Mubarak's two sons and the six police generals are being retried after prosecutors filed an appeal against their acquittals.
The outcome of Mubarak's first trial prompted mass protests against the mixed verdict, which sentenced the former president to life in prison but did not offer anything close to full accountability for wrongdoing under his three decades in power.
The scene outside of the courthouse on Saturday reflected the change in the political atmosphere since the emotional outbursts that surrounded Mubarak's first trial in August 2011.
Hundreds flocked to the courtroom for his first trial and Egyptians and others in the region were glued to televisions in near-disbelief at seeing the former autocrat in a courtroom defendant's cage — something that symbolized to many the people's triumph over dictatorship.
The retrial drew only a few dozen Mubarak opponents and supporters, who briefly threw stones at each other before police intervened.
More than two years after his ouster, Egyptians are reeling from myriad problems that include fuel shortages, growing unemployment and political polarization. The strains occasionally erupt into deadly street battles.

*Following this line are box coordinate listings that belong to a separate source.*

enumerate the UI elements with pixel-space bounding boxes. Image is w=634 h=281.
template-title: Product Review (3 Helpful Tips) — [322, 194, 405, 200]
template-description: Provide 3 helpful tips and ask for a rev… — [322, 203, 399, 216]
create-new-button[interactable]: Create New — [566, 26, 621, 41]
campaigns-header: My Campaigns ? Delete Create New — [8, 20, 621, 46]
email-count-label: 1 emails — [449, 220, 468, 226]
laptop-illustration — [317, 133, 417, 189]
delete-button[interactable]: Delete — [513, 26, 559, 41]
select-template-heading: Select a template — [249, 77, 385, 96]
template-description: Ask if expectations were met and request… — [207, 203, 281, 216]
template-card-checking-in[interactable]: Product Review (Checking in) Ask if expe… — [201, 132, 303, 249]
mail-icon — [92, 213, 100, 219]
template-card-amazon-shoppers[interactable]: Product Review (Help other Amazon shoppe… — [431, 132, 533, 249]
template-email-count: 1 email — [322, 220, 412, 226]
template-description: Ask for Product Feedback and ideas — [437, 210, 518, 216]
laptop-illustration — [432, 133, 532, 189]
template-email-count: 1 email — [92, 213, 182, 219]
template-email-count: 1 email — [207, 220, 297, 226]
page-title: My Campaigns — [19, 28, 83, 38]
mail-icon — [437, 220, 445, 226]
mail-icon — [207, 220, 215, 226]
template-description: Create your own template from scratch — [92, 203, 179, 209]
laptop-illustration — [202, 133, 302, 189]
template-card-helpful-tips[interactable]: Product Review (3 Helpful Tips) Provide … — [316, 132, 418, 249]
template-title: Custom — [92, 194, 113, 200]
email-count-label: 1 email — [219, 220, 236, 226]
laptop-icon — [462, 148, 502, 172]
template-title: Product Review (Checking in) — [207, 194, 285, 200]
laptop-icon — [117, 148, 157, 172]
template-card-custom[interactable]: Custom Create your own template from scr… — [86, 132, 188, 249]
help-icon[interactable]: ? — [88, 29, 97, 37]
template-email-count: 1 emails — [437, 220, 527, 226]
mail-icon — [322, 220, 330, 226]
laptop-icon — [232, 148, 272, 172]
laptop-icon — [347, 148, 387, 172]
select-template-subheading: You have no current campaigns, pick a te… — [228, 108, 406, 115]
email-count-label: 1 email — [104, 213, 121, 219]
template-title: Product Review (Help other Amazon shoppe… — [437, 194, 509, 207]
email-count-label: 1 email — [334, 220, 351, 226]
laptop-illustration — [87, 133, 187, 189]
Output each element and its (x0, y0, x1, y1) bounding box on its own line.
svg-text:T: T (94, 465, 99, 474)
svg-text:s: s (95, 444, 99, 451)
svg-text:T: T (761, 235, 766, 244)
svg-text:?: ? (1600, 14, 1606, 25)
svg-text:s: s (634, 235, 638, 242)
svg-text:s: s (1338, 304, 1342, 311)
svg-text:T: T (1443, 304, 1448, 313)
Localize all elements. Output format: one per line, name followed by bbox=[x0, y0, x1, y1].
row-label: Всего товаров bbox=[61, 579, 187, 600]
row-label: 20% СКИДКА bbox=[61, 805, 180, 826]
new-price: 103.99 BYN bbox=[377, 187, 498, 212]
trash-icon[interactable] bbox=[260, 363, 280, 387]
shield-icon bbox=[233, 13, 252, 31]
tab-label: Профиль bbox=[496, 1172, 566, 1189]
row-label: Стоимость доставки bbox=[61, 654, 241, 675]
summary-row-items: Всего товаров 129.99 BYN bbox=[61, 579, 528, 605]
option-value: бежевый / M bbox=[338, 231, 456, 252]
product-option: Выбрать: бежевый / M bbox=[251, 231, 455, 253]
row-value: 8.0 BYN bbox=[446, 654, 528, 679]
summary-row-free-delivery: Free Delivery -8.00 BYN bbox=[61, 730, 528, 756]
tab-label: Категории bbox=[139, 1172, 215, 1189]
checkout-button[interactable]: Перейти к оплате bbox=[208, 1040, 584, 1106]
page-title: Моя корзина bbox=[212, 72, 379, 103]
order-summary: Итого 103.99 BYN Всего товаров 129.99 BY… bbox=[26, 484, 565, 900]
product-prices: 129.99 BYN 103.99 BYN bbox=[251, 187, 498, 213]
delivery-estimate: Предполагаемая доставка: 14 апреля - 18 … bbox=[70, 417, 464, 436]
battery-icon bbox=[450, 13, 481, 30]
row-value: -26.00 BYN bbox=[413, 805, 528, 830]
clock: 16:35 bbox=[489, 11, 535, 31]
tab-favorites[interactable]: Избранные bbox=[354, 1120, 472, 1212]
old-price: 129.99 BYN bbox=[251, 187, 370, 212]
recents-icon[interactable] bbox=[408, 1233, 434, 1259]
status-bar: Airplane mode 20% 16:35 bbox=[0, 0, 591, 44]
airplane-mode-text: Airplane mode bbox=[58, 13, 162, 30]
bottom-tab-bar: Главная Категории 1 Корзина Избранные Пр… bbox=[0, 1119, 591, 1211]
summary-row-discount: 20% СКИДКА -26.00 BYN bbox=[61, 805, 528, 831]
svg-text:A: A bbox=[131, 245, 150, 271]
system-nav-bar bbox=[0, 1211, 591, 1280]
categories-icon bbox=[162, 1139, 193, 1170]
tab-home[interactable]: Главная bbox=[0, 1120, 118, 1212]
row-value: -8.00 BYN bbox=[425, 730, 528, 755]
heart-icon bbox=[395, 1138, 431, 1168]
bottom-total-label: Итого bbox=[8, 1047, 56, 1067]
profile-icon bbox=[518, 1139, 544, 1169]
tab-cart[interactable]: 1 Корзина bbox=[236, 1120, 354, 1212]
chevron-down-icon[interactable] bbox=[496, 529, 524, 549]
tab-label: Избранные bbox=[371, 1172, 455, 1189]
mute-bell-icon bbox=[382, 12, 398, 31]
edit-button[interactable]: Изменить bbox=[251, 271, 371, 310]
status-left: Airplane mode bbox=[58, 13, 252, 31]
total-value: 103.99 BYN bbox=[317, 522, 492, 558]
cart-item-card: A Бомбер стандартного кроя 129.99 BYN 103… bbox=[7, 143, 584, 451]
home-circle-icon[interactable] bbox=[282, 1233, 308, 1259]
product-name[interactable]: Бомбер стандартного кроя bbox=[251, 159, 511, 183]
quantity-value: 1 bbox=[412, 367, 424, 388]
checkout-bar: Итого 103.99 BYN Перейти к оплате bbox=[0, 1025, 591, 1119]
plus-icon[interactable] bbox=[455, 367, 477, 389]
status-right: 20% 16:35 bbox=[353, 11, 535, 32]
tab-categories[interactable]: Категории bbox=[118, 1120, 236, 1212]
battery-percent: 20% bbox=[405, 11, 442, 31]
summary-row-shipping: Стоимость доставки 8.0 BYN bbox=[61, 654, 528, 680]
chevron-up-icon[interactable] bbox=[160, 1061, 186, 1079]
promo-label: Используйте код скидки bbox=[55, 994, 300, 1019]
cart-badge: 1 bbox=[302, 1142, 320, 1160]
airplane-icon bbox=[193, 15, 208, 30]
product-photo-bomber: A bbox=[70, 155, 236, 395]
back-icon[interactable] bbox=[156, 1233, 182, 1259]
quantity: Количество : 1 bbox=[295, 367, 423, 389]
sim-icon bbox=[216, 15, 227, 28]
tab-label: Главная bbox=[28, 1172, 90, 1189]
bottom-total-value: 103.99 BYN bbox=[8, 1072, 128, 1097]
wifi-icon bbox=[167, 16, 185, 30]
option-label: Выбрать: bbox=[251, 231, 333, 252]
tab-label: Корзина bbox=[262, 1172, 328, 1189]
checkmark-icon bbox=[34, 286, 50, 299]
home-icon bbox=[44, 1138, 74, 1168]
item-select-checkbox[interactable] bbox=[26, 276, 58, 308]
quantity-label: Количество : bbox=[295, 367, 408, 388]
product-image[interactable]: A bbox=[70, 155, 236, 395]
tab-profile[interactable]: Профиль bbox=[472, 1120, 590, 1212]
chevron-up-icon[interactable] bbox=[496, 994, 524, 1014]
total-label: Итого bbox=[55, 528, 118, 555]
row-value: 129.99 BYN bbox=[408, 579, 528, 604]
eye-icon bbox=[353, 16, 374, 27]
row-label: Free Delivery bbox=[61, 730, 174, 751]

Mubarak has remained in custody since his conviction, spending some time in a prison hospital before being transferred to a military one on grounds that he needed better medical care. Prosecutors are requesting he be transferred back to a regular prison.
A high-level inquiry into the deaths of the nearly 900 protesters killed in the uprising, parts of which were released exclusively to The Associated Press last month, could weigh heavily in the retrial. It found that police were behind nearly all the killings, using snipers on rooftops overlooking Tahrir Square to shoot into huge crowds.
The inquiry determined that such deadly force could only have been authorized by security chief el-Adly with Mubarak's full knowledge. It determined that Mubarak watched the uprising against him unfold through a live TV feed at his palace, despite his later denial that he knew the extent of the protests and crackdown against them.
The judge in the retrial will have the discretion to decide whether to accept the fact-finding committee's report, which must first be sent to the prosecutor's office. The prosecution is tasked with further investigating its findings, and then deciding if it wants to include the report in its case file to the court.
The fact-finding commission was created by Mubarak's successor, Mohammed Morsi, who made a campaign promise to bring former officials to justice.
Morsi's Muslim Brotherhood supporters, though, have spoken out in support of so-called reconciliation talks with former officials, many of whom have been acquitted and released from prison in recent months.
Additionally, nearly 100 police officers have faced trial over the killing of protests during the revolt. All except two were acquitted.
Mubarak is the first Arab president to be tried and serve a prison sentence.